Вечером я потихоньку направился в сторону шоссе — и Калифорнии. А они снова был в поле, снова образуя этот круг. Расстояние от одного до другого стало еще большим. Собаки и дети собрались неподалеку, как нищие на пиру. Было трудно сказать, кто из них выглядел более голодным и озадаченным.

Пережитое в Келлере наложило на меня отпечаток. Я не мог жить так, как раньше. Некоторое время я думал, что вообще не смогу жить — но смог. Я слишком привык к жизни, чтобы сделать решительный шаг и покончить с ней. Я предпочитал обождать. Жизнь принесла мне одно удовольствие, может быть, принесет и другое.

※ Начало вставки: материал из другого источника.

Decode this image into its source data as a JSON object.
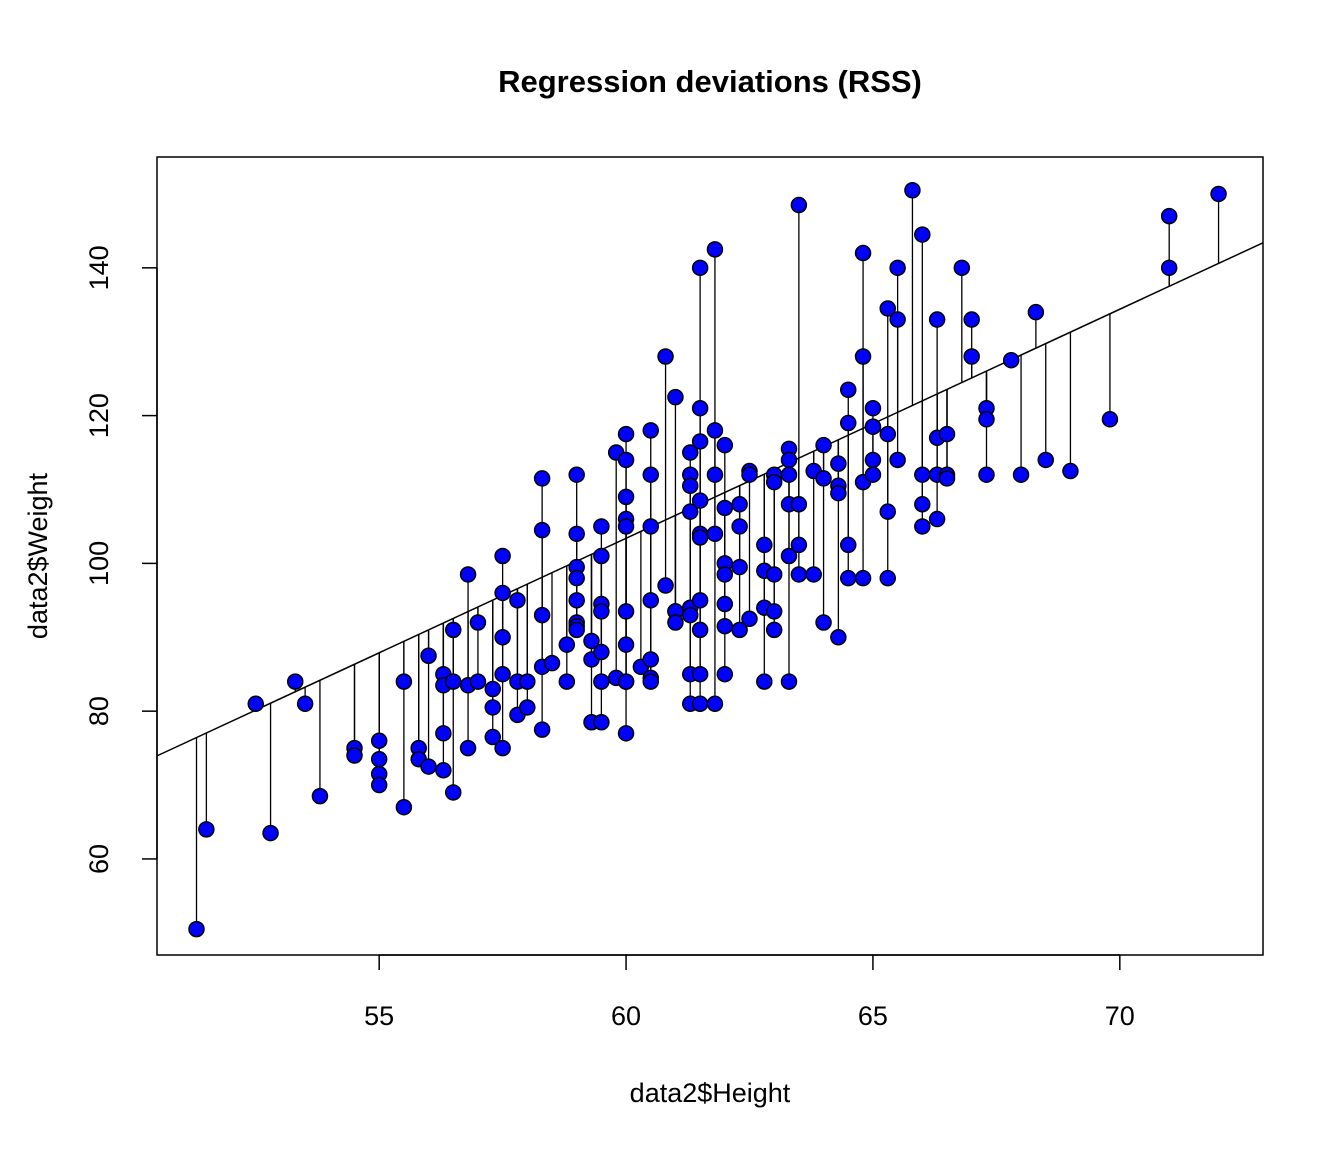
{
  "chart_data": {
    "type": "scatter",
    "title": "Regression deviations (RSS)",
    "xlabel": "data2$Height",
    "ylabel": "data2$Weight",
    "xlim": [
      50.5,
      72.9
    ],
    "ylim": [
      47.0,
      155.0
    ],
    "xticks": [
      55,
      60,
      65,
      70
    ],
    "yticks": [
      60,
      80,
      100,
      120,
      140
    ],
    "grid": false,
    "legend": "none",
    "point_color": "#0000ff",
    "point_edge_color": "#000000",
    "line_color": "#000000",
    "regression_line": {
      "intercept": -82.6,
      "slope": 3.1
    },
    "series": [
      {
        "x": [
          51.3,
          51.5,
          52.5,
          52.8,
          53.3,
          53.5,
          53.8,
          54.5,
          54.5,
          55.0,
          55.0,
          55.0,
          55.0,
          55.5,
          55.5,
          55.8,
          55.8,
          56.0,
          56.0,
          56.3,
          56.3,
          56.3,
          56.3,
          56.5,
          56.5,
          56.5,
          56.8,
          56.8,
          56.8,
          57.0,
          57.0,
          57.3,
          57.3,
          57.3,
          57.5,
          57.5,
          57.5,
          57.5,
          57.5,
          57.8,
          57.8,
          57.8,
          58.0,
          58.0,
          58.3,
          58.3,
          58.3,
          58.3,
          58.3,
          58.5,
          58.8,
          58.8,
          59.0,
          59.0,
          59.0,
          59.0,
          59.0,
          59.0,
          59.0,
          59.0,
          59.3,
          59.3,
          59.3,
          59.5,
          59.5,
          59.5,
          59.5,
          59.5,
          59.5,
          59.5,
          59.8,
          59.8,
          60.0,
          60.0,
          60.0,
          60.0,
          60.0,
          60.0,
          60.0,
          60.0,
          60.0,
          60.0,
          60.3,
          60.5,
          60.5,
          60.5,
          60.5,
          60.5,
          60.5,
          60.5,
          60.8,
          60.8,
          61.0,
          61.0,
          61.0,
          61.0,
          61.3,
          61.3,
          61.3,
          61.3,
          61.3,
          61.3,
          61.3,
          61.3,
          61.5,
          61.5,
          61.5,
          61.5,
          61.5,
          61.5,
          61.5,
          61.5,
          61.5,
          61.5,
          61.8,
          61.8,
          61.8,
          61.8,
          61.8,
          62.0,
          62.0,
          62.0,
          62.0,
          62.0,
          62.0,
          62.0,
          62.3,
          62.3,
          62.3,
          62.3,
          62.5,
          62.5,
          62.5,
          62.8,
          62.8,
          62.8,
          62.8,
          63.0,
          63.0,
          63.0,
          63.0,
          63.0,
          63.3,
          63.3,
          63.3,
          63.3,
          63.3,
          63.3,
          63.5,
          63.5,
          63.5,
          63.5,
          63.8,
          63.8,
          64.0,
          64.0,
          64.0,
          64.3,
          64.3,
          64.3,
          64.3,
          64.5,
          64.5,
          64.5,
          64.5,
          64.8,
          64.8,
          64.8,
          64.8,
          65.0,
          65.0,
          65.0,
          65.0,
          65.0,
          65.3,
          65.3,
          65.3,
          65.3,
          65.5,
          65.5,
          65.5,
          65.8,
          66.0,
          66.0,
          66.0,
          66.0,
          66.3,
          66.3,
          66.3,
          66.3,
          66.5,
          66.5,
          66.5,
          66.8,
          67.0,
          67.0,
          67.3,
          67.3,
          67.3,
          67.8,
          68.0,
          68.3,
          68.5,
          69.0,
          69.8,
          71.0,
          71.0,
          72.0
        ],
        "y": [
          50.5,
          64.0,
          81.0,
          63.5,
          84.0,
          81.0,
          68.5,
          75.0,
          74.0,
          76.0,
          73.5,
          71.5,
          70.0,
          84.0,
          67.0,
          75.0,
          73.5,
          87.5,
          72.5,
          85.0,
          83.5,
          77.0,
          72.0,
          91.0,
          84.0,
          69.0,
          98.5,
          83.5,
          75.0,
          92.0,
          84.0,
          83.0,
          80.5,
          76.5,
          101.0,
          96.0,
          90.0,
          85.0,
          75.0,
          95.0,
          84.0,
          79.5,
          84.0,
          80.5,
          111.5,
          104.5,
          93.0,
          86.0,
          77.5,
          86.5,
          89.0,
          84.0,
          112.0,
          104.0,
          99.5,
          98.0,
          95.0,
          92.0,
          91.5,
          91.0,
          89.5,
          87.0,
          78.5,
          105.0,
          101.0,
          94.5,
          93.5,
          88.0,
          84.0,
          78.5,
          115.0,
          84.5,
          117.5,
          114.0,
          109.0,
          106.0,
          105.0,
          93.5,
          89.0,
          84.0,
          84.0,
          77.0,
          86.0,
          118.0,
          112.0,
          105.0,
          95.0,
          87.0,
          84.5,
          84.0,
          128.0,
          97.0,
          93.5,
          122.5,
          93.5,
          92.0,
          81.0,
          115.0,
          112.0,
          110.5,
          107.0,
          94.0,
          93.0,
          85.0,
          81.0,
          140.0,
          121.0,
          116.5,
          108.5,
          104.0,
          103.5,
          95.0,
          91.0,
          85.0,
          81.0,
          142.5,
          118.0,
          112.0,
          104.0,
          85.0,
          116.0,
          107.5,
          100.0,
          98.5,
          94.5,
          91.5,
          91.0,
          108.0,
          105.0,
          99.5,
          92.5,
          112.5,
          112.0,
          84.0,
          102.5,
          99.0,
          94.0,
          93.5,
          112.0,
          111.0,
          98.5,
          91.0,
          84.0,
          115.5,
          114.0,
          112.0,
          108.0,
          101.0,
          148.5,
          108.0,
          102.5,
          98.5,
          112.5,
          98.5,
          116.0,
          111.5,
          92.0,
          113.5,
          110.5,
          109.5,
          90.0,
          123.5,
          119.0,
          102.5,
          98.0,
          142.0,
          128.0,
          111.0,
          98.0,
          121.0,
          118.5,
          114.0,
          112.0,
          118.5,
          134.5,
          117.5,
          107.0,
          98.0,
          140.0,
          133.0,
          114.0,
          150.5,
          144.5,
          112.0,
          108.0,
          105.0,
          133.0,
          117.0,
          112.0,
          106.0,
          117.5,
          112.0,
          111.5,
          140.0,
          133.0,
          128.0,
          121.0,
          119.5,
          112.0,
          127.5,
          112.0,
          134.0,
          114.0,
          112.5,
          119.5,
          147.0,
          140.0,
          150.0
        ]
      }
    ]
  }
}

Я сделался писателем. Я обнаружил, что моя способность выражать мысли улучшилась. А может быть, впервые появилась. Во всяком случае, у меня получалось, и мои книги покупали. Я писал то, что хотел, и не боялся остаться голодным. Вещи я принимал такими как есть.

Я выдержал «отсутствие спада» 97-го, когда безработица достигла двадцати процентов, а правительство снова проигнорировало ее как временное затруднение. В конце концов положение выправилось, так что безработица оказалась чуть выше, чем в прошлый и позапрошлый раз. Появился еще один миллион бесполезных — людей, которым нечем было заняться, кроме как слоняться по улицам, наблюдая избиения, автокатастрофы, сердечные приступы, убийства, стрельбу, поджоги, взрывы и бунты: бесконечно изобретательный уличный театр. Скучать не приходилось.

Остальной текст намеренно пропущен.